Boston University goes with fingerprints
At Boston University’s Marciano Commons, fingerprint scanners are used in conjunction with the school’s contactless ID cards. Serving more than 5,000 meals daily, the new location’s six points of entry are controlled by turnstiles that combine the campus card and biometric fingerprint technologies.
University officials say that the inspiration behind the use of biometrics was the prevention of meal plan sharing between students. Boston University uses CBORD’s CS Gold campus card system and HID Global’s iCLASS contactless cards for functions including meal plan management, access control, payments and privilege verification.

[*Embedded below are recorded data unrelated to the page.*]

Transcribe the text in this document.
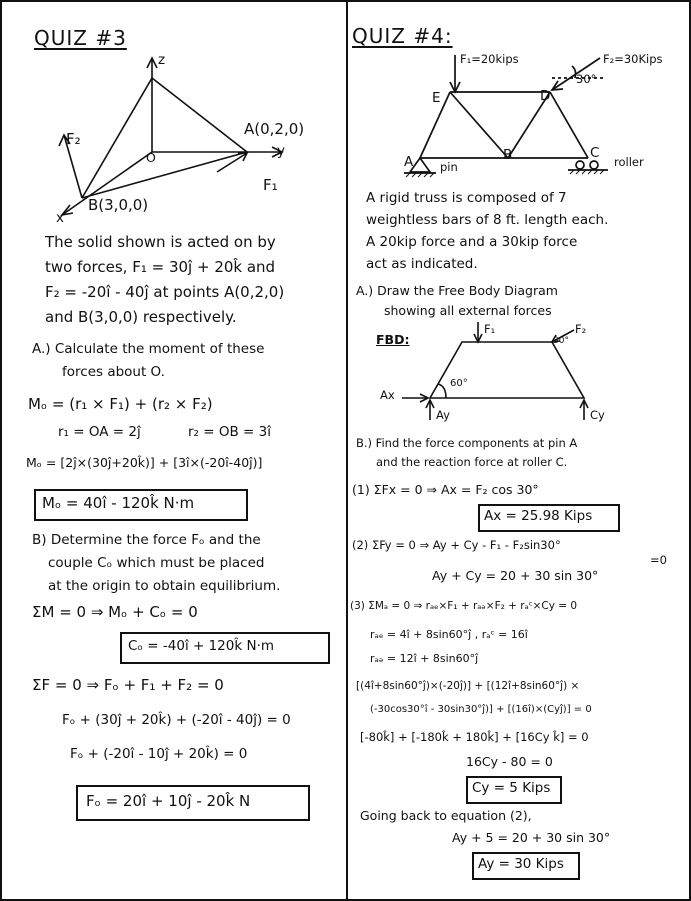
QUIZ #3
z
y
x
O
A(0,2,0)
B(3,0,0)
F₁
F₂
The solid shown is acted on by
two forces, F₁ = 30ĵ + 20k̂ and
F₂ = -20î - 40ĵ at points A(0,2,0)
and B(3,0,0) respectively.
A.) Calculate the moment of these
forces about O.
Mₒ = (r₁ × F₁) + (r₂ × F₂)
r₁ = OA = 2ĵ	r₂ = OB = 3î
Mₒ = [2ĵ×(30ĵ+20k̂)] + [3î×(-20î-40ĵ)]
Mₒ = 40î - 120k̂ N·m
B) Determine the force Fₒ and the
couple Cₒ which must be placed
at the origin to obtain equilibrium.
ΣM = 0 ⇒ Mₒ + Cₒ = 0
Cₒ = -40î + 120k̂ N·m
ΣF = 0 ⇒ Fₒ + F₁ + F₂ = 0
Fₒ + (30ĵ + 20k̂) + (-20î - 40ĵ) = 0
Fₒ + (-20î - 10ĵ + 20k̂) = 0
Fₒ = 20î + 10ĵ - 20k̂ N
QUIZ #4:
F₁=20kips	F₂=30Kips
30°
E	D
A	B	C
pin	roller
A rigid truss is composed of 7
weightless bars of 8 ft. length each.
A 20kip force and a 30kip force
act as indicated.
A.) Draw the Free Body Diagram
showing all external forces
FBD:
F₁	F₂
30°
60°
Ax
Ay	Cy
B.) Find the force components at pin A
and the reaction force at roller C.
(1) ΣFx = 0 ⇒ Ax = F₂ cos 30°
Ax = 25.98 Kips
(2) ΣFy = 0 ⇒ Ay + Cy - F₁ - F₂sin30°
=0
Ay + Cy = 20 + 30 sin 30°
(3) ΣMₐ = 0 ⇒ rₐₑ×F₁ + rₐₔ×F₂ + rₐᶜ×Cy = 0
rₐₑ = 4î + 8sin60°ĵ , rₐᶜ = 16î
rₐₔ = 12î + 8sin60°ĵ
[(4î+8sin60°ĵ)×(-20ĵ)] + [(12î+8sin60°ĵ) ×
(-30cos30°î - 30sin30°ĵ)] + [(16î)×(Cyĵ)] = 0
[-80k̂] + [-180k̂ + 180k̂] + [16Cy k̂] = 0
16Cy - 80 = 0
Cy = 5 Kips
Going back to equation (2),
Ay + 5 = 20 + 30 sin 30°
Ay = 30 Kips
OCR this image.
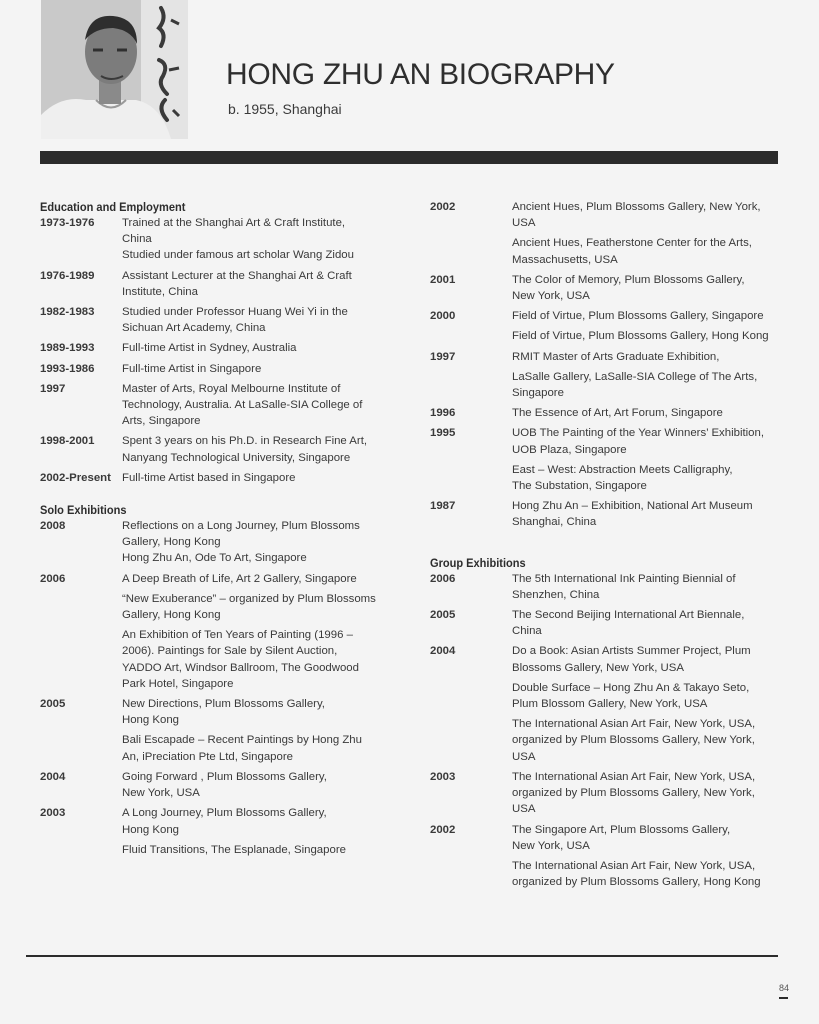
HONG ZHU AN BIOGRAPHY

b. 1955, Shanghai

Education and Employment
1973-1976	Trained at the Shanghai Art & Craft Institute,
China
Studied under famous art scholar Wang Zidou
1976-1989	Assistant Lecturer at the Shanghai Art & Craft
Institute, China
1982-1983	Studied under Professor Huang Wei Yi in the
Sichuan Art Academy, China
1989-1993	Full-time Artist in Sydney, Australia
1993-1986	Full-time Artist in Singapore
1997	Master of Arts, Royal Melbourne Institute of
Technology, Australia. At LaSalle-SIA College of
Arts, Singapore
1998-2001	Spent 3 years on his Ph.D. in Research Fine Art,
Nanyang Technological University, Singapore
2002-Present Full-time Artist based in Singapore
Solo Exhibitions
2008	Reflections on a Long Journey, Plum Blossoms
Gallery, Hong Kong
Hong Zhu An, Ode To Art, Singapore
2006	A Deep Breath of Life, Art 2 Gallery, Singapore
“New Exuberance” – organized by Plum Blossoms
Gallery, Hong Kong
An Exhibition of Ten Years of Painting (1996 –
2006). Paintings for Sale by Silent Auction,
YADDO Art, Windsor Ballroom, The Goodwood
Park Hotel, Singapore
2005	New Directions, Plum Blossoms Gallery,
Hong Kong
Bali Escapade – Recent Paintings by Hong Zhu
An, iPreciation Pte Ltd, Singapore
2004	Going Forward , Plum Blossoms Gallery,
New York, USA
2003	A Long Journey, Plum Blossoms Gallery,
Hong Kong
Fluid Transitions, The Esplanade, Singapore
2002	Ancient Hues, Plum Blossoms Gallery, New York,
USA
Ancient Hues, Featherstone Center for the Arts,
Massachusetts, USA
2001	The Color of Memory, Plum Blossoms Gallery,
New York, USA
2000	Field of Virtue, Plum Blossoms Gallery, Singapore
Field of Virtue, Plum Blossoms Gallery, Hong Kong
1997	RMIT Master of Arts Graduate Exhibition,
LaSalle Gallery, LaSalle-SIA College of The Arts,
Singapore
1996	The Essence of Art, Art Forum, Singapore
1995	UOB The Painting of the Year Winners’ Exhibition,
UOB Plaza, Singapore
East – West: Abstraction Meets Calligraphy,
The Substation, Singapore
1987	Hong Zhu An – Exhibition, National Art Museum
Shanghai, China
Group Exhibitions
2006	The 5th International Ink Painting Biennial of
Shenzhen, China
2005	The Second Beijing International Art Biennale,
China
2004	Do a Book: Asian Artists Summer Project, Plum
Blossoms Gallery, New York, USA
Double Surface – Hong Zhu An & Takayo Seto,
Plum Blossom Gallery, New York, USA
The International Asian Art Fair, New York, USA,
organized by Plum Blossoms Gallery, New York,
USA
2003	The International Asian Art Fair, New York, USA,
organized by Plum Blossoms Gallery, New York,
USA
2002	The Singapore Art, Plum Blossoms Gallery,
New York, USA
The International Asian Art Fair, New York, USA,
organized by Plum Blossoms Gallery, Hong Kong
84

The biometric data is stored exclusively on the cards and is never logged in a backend database. The use of the biometric is an opt-in function so students who wish to forgo the fingerprint capture–an uncommon choice thus far–can simply present their card to the cashier at the gate for further verification.
The new turnstiles are simple to operate. Students first present their card to the turnstile reader and are then prompted to present their finger for biometric authentication.
The bioCLASS reader from HID Global then interacts with CS Gold’s access control module to determine that the card’s biometric template matches the presented sample and that the user has enough meals remaining on their plan to complete the transaction. Provided the above conditions are met, the turnstile opens and grants access to the hungry student–a process that takes just seconds.